You can get the username and password from the secret using the following commands:
kubectl get secret <app user secret> -o jsonpath='{.data.username}' | base64 --decode kubectl get secret <app user secret> -o jsonpath='{.data.password}' | base64 --decode
With this, you have all the pieces for a connection string to the PGD group:
postgresql://<app-user>:<app-password>@<proxy-service-name>:5432/<database>
Or, for a psql invocation:
psql -U <app-user> -h <proxy-service-name> <database>
Where app-user and app-password are the values you got from the secret,
and database is the name of the database you want to connect
to, defined by spec.pgd.databaseName. (The default is app for the app user.)
Connecting from outside the Kubernetes cluster
When connecting from outside the Kubernetes cluster, in the general case, the Ingress resource or a load balancer is necessary. Check your cloud provider or local installation for more information about their behavior in your environment.

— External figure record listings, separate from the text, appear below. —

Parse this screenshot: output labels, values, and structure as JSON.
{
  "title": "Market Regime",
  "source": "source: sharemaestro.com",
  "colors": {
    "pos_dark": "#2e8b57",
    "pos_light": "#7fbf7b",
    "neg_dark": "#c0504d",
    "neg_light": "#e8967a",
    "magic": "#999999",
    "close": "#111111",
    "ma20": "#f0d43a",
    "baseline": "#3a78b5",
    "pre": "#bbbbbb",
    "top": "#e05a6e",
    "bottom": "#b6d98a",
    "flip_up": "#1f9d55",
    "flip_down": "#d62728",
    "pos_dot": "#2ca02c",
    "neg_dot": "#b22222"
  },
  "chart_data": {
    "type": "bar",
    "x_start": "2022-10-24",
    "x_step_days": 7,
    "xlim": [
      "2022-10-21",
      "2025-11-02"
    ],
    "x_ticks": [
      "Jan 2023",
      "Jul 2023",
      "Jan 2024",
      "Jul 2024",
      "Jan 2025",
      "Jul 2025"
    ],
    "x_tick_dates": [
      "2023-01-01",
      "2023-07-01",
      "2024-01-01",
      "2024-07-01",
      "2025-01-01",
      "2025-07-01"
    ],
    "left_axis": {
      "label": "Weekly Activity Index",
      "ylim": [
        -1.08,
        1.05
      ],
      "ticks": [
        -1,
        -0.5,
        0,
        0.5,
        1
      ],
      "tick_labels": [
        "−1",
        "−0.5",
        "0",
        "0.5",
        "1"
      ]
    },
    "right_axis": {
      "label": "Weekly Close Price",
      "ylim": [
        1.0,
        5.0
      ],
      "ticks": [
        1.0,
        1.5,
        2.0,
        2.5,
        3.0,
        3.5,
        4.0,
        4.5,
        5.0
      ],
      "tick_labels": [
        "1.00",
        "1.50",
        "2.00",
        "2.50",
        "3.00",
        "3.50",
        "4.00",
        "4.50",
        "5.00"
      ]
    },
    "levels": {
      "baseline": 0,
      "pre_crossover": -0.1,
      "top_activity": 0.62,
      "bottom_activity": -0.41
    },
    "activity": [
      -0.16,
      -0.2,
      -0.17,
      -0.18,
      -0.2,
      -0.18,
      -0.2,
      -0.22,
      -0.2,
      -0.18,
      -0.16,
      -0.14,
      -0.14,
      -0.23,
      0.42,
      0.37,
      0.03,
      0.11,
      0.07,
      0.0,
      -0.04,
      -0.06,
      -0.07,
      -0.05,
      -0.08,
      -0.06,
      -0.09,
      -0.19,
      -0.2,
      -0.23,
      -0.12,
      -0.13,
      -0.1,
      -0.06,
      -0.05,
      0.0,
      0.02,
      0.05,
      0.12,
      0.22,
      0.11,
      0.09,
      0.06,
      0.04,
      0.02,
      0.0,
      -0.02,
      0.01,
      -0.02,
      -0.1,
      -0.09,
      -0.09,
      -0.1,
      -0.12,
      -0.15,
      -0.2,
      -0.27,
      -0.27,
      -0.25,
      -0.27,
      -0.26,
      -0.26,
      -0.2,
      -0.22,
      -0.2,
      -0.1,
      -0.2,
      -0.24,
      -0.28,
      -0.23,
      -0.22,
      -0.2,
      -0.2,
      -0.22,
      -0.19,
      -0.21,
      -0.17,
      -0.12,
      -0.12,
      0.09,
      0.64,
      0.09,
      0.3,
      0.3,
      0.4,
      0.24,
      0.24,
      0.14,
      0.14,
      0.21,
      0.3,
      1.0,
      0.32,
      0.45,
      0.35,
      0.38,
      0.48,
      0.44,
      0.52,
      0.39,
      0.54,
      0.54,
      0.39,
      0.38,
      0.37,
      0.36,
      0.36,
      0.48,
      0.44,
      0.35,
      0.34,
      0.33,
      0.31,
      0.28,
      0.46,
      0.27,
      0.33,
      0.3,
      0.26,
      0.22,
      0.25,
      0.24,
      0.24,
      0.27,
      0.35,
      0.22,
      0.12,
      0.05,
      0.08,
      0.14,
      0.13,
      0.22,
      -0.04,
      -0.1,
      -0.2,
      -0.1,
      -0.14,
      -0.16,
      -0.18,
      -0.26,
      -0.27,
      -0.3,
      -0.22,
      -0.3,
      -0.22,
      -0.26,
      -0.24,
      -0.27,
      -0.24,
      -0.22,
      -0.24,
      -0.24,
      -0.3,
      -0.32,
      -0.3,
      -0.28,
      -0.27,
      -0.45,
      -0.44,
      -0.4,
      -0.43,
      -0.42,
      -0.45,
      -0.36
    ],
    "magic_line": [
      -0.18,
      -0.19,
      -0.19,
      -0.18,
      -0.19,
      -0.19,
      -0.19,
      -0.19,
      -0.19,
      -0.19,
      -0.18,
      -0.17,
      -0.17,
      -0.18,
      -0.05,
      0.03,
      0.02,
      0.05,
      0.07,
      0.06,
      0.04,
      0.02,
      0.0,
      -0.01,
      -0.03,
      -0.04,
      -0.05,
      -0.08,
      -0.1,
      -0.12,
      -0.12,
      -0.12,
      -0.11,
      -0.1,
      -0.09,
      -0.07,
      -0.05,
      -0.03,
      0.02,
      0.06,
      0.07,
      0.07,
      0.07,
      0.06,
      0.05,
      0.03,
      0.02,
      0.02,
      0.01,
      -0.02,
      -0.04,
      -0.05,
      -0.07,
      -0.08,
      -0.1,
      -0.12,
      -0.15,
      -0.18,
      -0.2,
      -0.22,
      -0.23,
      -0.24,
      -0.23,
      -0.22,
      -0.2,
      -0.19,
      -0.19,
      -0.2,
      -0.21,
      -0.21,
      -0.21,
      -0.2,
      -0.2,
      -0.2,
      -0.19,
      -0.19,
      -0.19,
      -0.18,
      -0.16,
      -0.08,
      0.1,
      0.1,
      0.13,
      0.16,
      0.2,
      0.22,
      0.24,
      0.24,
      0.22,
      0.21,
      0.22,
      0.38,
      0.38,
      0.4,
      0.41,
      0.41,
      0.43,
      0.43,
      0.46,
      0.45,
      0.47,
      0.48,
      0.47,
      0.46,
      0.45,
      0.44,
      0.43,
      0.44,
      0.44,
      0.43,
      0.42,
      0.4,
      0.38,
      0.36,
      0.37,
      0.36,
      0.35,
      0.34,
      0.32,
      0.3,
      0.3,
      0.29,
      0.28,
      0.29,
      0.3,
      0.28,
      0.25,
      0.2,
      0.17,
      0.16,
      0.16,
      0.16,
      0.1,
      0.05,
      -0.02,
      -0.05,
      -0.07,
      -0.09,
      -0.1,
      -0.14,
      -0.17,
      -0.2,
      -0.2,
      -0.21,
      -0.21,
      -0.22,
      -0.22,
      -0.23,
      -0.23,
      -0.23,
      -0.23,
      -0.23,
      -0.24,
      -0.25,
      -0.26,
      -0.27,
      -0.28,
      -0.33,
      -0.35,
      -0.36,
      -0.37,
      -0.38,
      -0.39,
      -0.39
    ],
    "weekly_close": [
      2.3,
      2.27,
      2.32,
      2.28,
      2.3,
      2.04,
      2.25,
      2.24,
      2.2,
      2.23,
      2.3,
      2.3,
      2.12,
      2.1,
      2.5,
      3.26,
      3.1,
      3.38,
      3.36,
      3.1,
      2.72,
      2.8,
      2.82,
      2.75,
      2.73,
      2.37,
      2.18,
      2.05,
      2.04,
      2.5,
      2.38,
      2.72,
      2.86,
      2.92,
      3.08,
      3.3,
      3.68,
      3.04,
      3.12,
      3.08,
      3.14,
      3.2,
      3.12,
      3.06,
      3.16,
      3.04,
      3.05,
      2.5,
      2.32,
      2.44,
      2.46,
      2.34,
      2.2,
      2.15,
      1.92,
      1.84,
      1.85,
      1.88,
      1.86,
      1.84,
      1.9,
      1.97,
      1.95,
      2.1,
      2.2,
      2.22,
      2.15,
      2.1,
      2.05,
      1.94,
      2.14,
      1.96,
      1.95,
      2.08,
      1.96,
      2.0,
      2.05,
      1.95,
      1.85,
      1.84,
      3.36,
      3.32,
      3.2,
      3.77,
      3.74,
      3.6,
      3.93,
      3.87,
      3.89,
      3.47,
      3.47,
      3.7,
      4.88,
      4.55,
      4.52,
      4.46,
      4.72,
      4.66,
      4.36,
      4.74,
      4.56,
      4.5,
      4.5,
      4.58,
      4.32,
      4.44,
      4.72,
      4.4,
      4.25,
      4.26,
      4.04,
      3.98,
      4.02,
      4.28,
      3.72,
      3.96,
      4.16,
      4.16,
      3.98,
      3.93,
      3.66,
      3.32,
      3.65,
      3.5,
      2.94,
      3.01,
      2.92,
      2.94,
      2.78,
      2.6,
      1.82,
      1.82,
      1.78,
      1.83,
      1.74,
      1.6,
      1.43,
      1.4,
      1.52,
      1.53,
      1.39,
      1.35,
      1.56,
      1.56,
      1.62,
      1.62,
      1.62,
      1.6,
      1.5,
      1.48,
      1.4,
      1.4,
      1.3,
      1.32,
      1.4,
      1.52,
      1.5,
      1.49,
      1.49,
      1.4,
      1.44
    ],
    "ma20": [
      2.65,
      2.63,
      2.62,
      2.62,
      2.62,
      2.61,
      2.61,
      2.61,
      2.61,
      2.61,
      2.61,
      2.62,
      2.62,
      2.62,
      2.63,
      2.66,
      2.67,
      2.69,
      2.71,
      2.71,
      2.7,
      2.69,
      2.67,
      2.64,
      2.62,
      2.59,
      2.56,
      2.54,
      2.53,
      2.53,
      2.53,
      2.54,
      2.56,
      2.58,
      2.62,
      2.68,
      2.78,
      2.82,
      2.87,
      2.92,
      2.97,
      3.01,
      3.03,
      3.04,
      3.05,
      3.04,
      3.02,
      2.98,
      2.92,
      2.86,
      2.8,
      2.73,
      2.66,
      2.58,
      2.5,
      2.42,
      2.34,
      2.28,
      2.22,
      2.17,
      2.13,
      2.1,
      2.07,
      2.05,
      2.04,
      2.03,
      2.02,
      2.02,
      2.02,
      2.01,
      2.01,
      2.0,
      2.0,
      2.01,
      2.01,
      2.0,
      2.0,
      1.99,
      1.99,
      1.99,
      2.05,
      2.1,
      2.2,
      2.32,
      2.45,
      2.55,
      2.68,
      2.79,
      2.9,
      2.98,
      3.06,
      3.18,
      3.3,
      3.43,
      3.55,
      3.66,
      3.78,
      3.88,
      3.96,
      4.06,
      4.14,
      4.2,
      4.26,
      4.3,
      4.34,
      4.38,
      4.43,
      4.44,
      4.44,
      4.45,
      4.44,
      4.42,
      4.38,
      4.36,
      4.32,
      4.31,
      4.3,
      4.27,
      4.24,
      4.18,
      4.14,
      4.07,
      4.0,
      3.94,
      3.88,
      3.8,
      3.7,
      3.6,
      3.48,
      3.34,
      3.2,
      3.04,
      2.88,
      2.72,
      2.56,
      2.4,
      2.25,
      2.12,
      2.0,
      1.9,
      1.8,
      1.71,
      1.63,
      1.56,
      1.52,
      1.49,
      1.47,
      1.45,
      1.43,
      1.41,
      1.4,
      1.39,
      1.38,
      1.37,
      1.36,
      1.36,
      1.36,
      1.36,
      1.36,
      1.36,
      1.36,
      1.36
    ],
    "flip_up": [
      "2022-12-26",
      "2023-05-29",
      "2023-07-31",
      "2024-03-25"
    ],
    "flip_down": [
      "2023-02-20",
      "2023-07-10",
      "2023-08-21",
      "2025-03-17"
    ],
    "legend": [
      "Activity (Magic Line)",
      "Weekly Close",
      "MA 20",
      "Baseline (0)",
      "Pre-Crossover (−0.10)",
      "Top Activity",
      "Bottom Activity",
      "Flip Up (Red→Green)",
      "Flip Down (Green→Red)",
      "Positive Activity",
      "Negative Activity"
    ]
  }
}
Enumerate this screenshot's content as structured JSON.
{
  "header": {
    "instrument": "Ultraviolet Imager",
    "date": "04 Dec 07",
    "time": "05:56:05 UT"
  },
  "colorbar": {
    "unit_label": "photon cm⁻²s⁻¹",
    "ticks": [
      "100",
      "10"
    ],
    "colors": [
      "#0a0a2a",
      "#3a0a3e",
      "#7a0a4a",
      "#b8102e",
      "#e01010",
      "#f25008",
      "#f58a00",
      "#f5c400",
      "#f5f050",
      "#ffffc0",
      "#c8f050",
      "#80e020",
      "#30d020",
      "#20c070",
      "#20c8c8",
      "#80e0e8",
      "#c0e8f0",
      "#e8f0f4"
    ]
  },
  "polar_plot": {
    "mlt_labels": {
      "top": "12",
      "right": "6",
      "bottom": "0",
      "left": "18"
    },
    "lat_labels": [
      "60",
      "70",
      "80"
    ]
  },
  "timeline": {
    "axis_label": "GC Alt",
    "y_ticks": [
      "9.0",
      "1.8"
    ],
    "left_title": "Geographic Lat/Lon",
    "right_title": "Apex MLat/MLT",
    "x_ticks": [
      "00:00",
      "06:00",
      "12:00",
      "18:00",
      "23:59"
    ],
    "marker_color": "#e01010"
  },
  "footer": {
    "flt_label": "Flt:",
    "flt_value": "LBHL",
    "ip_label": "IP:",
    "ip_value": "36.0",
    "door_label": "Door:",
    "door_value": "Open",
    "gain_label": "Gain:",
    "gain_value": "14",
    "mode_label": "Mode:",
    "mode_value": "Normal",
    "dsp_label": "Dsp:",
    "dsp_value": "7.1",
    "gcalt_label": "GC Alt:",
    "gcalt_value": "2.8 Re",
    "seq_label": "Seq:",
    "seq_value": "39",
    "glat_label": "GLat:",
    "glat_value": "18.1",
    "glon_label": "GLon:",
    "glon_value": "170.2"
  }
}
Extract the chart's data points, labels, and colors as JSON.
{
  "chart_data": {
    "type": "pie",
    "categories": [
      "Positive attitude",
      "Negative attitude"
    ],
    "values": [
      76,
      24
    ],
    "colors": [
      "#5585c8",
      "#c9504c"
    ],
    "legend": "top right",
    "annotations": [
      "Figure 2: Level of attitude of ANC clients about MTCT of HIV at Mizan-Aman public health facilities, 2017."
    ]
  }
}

Ingresses and load balancers require a pod selector to forward connection to the connection manager running in the data node. When configuring them, we suggest using the following labels:
k8s.pgd.enterprisedb.io/group— Set the PGD group name.k8s.pgd.enterprisedb.io/workloadType— Set topgd-node-data.
If using Kind or other solutions for local development, the easiest way to access the PGD group from outside is to use port forwarding to the proxy service. You can use the following command to forward port 5432 on your local machine to the proxy service:
kubectl port-forward svc/my-group-proxy.my-domain.com 5432:5432Where my-group-proxy.my-domain.com is the proxy service name from the previous example.